Die Fregatte „Bayern“ kommt
Bidens größte Schwäche, die Xi Jinping zweifellos kennt, ist das Verhalten der Verbündeten. Auf die Frage aus Washington, wie man sich auf praktische Mittel und Wege einigen könne, um Peking die Stirn zu bieten, gibt es widersprüchliche Antworten, je nachdem, wo man sich in der Welt befindet.
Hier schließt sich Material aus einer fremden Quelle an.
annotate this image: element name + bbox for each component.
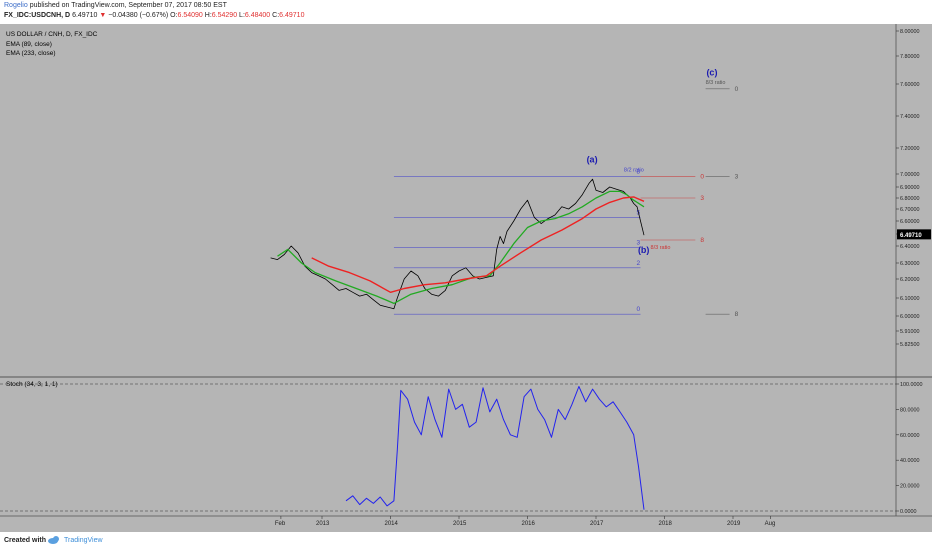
price-axis-label: 6.70000 <box>900 207 920 213</box>
time-axis[interactable]: Feb 2013 2014 2015 2016 2017 2018 2019 Aug <box>0 515 932 527</box>
time-axis-label: 2016 <box>522 521 536 527</box>
fib-level-label: 8 <box>637 169 641 176</box>
created-with-label: Created with <box>4 537 47 544</box>
stoch-title: Stoch (34, 3, 1, 1) <box>6 381 58 388</box>
down-arrow-icon: ▼ <box>99 12 107 19</box>
price-pane[interactable]: 8.00000 7.80000 7.60000 7.40000 7.20000 7.000… <box>0 24 932 516</box>
chart-header: Rogelio published on TradingView.com, Se… <box>0 0 932 24</box>
tradingview-link[interactable]: TradingView <box>64 537 103 544</box>
series-line-ema233[interactable] <box>311 196 645 293</box>
legend-ema233: EMA (233, close) <box>6 50 56 57</box>
symbol-line: FX_IDC:USDCNH, D 6.49710 ▼ −0.04380 (−0.… <box>4 12 304 19</box>
tradingview-cloud-icon <box>48 536 59 544</box>
publish-line: Rogelio published on TradingView.com, Se… <box>4 2 227 9</box>
series-line-stoch[interactable] <box>345 386 645 510</box>
price-change: −0.04380 (−0.67%) <box>108 12 169 19</box>
chart-background <box>0 24 932 532</box>
price-axis-label: 6.60000 <box>900 219 920 225</box>
stoch-axis-label: 0.0000 <box>900 509 917 515</box>
open-label: O: <box>170 12 178 19</box>
stoch-pane[interactable]: Stoch (34, 3, 1, 1) 100.0000 80.0000 60.000… <box>0 381 922 515</box>
price-axis-label: 8.00000 <box>900 29 920 35</box>
last-price: 6.49710 <box>72 12 98 19</box>
fib-level-label: 3 <box>700 195 704 202</box>
stoch-axis-label: 20.0000 <box>900 484 920 490</box>
price-axis-label: 5.82500 <box>900 342 920 348</box>
low-label: L: <box>239 12 245 19</box>
low-value: 6.48400 <box>244 12 271 19</box>
price-axis-label: 6.80000 <box>900 196 920 202</box>
price-axis-label: 6.40000 <box>900 244 920 250</box>
legend-ema89: EMA (89, close) <box>6 41 52 48</box>
time-axis-label: 2018 <box>659 521 673 527</box>
last-price-tag <box>897 229 931 240</box>
price-axis-label: 6.30000 <box>900 261 920 267</box>
fib-level-label: 0 <box>637 306 641 313</box>
price-axis-label: 7.20000 <box>900 146 920 152</box>
price-axis-label: 7.80000 <box>900 54 920 60</box>
legend-title: US DOLLAR / CNH, D, FX_IDC <box>6 31 98 38</box>
price-axis-label: 6.10000 <box>900 296 920 302</box>
price-axis-label: 6.90000 <box>900 185 920 191</box>
wave-label: (a) <box>587 154 598 164</box>
fib-level-label: 0 <box>700 174 704 181</box>
time-axis-label: 2015 <box>453 521 467 527</box>
price-axis-label: 7.40000 <box>900 114 920 120</box>
fib-ratio-label: 8/3 ratio <box>651 245 671 251</box>
author-link[interactable]: Rogelio <box>4 2 28 9</box>
fib-level-label: 0 <box>735 86 739 93</box>
stoch-axis-label: 100.0000 <box>900 382 922 388</box>
symbol-label: FX_IDC:USDCNH, D <box>4 12 71 19</box>
price-axis-label: 6.00000 <box>900 314 920 320</box>
series-line-price[interactable] <box>270 178 645 310</box>
fib-ratio-label: 8/3 ratio <box>706 80 726 86</box>
time-axis-label: 2017 <box>590 521 604 527</box>
chart-footer: Created with TradingView <box>0 532 932 550</box>
price-axis-label: 5.91000 <box>900 329 920 335</box>
price-axis-label: 7.00000 <box>900 172 920 178</box>
fib-level-label: 3 <box>637 240 641 247</box>
time-axis-label: 2019 <box>727 521 741 527</box>
high-value: 6.54290 <box>211 12 238 19</box>
fib-level-label: 8 <box>700 237 704 244</box>
time-axis-label: 2013 <box>316 521 330 527</box>
high-label: H: <box>204 12 212 19</box>
chart-canvas[interactable]: 8.00000 7.80000 7.60000 7.40000 7.20000 7.000… <box>0 24 932 532</box>
open-value: 6.54090 <box>177 12 203 19</box>
publish-info: published on TradingView.com, September … <box>29 2 227 9</box>
stoch-axis-label: 60.0000 <box>900 433 920 439</box>
time-axis-label: Feb <box>275 521 286 527</box>
fib-level-label: 2 <box>637 260 641 267</box>
stoch-axis-label: 80.0000 <box>900 407 920 413</box>
wave-label: (b) <box>638 245 650 255</box>
stoch-axis-label: 40.0000 <box>900 458 920 464</box>
close-label: C: <box>272 12 280 19</box>
time-axis-label: 2014 <box>385 521 399 527</box>
fib-level-label: 8 <box>735 311 739 318</box>
close-value: 6.49710 <box>279 12 305 19</box>
price-axis-label: 7.60000 <box>900 82 920 88</box>
fib-ratio-label: 8/2 ratio <box>624 168 644 174</box>
price-axis-label: 6.20000 <box>900 277 920 283</box>
wave-label: (c) <box>706 68 717 78</box>
time-axis-label: Aug <box>765 521 776 527</box>
last-price-tag-label: 6.49710 <box>900 233 922 239</box>
fib-level-label: 3 <box>735 174 739 181</box>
Das daraus resultierende Dilemma erhielt im US-Verteidigungsministerium das Label „Wort-Tat-Diskrepanz“. Mitte Juli verbuchte Biden den bisher größten Triumph, was „Worte“ angeht, als die 30 NATO-Staaten zusammen mit Australien, Neuseeland und Japan eine Erklärung verabschiedeten, mit der „bösartige chinesische Cyber-Angriffe“ verurteilt wurden. Doch dieser Erfolg blieb die Ausnahme. Biden nutzte zwar seit seinem Amtsantritt Gelegenheiten wie G7- und NATO-Gipfel, den Sicherheitsdialog USA/Japan/Australien/Indien wie das Geheimdienstbündnis „Five Eyes“, um eine Front gegen China aufzubauen – doch das blieb Stückwerk.
Deutschland etwa zeigt sich wohlwollend und hat die Fregatte „Bayern“ in den Fernen Osten entsandt, ist aber nicht bereit, das große Exportgeschäft im verarbeitenden Gewerbe zu gefährden. Armin Laschet, Angela Merkels wahrscheinlicher Nachfolger im Kanzleramt, fragt unverhohlen: „Brauchen wir einen neuen Gegner?“ Präsident Macron bezweifelt das.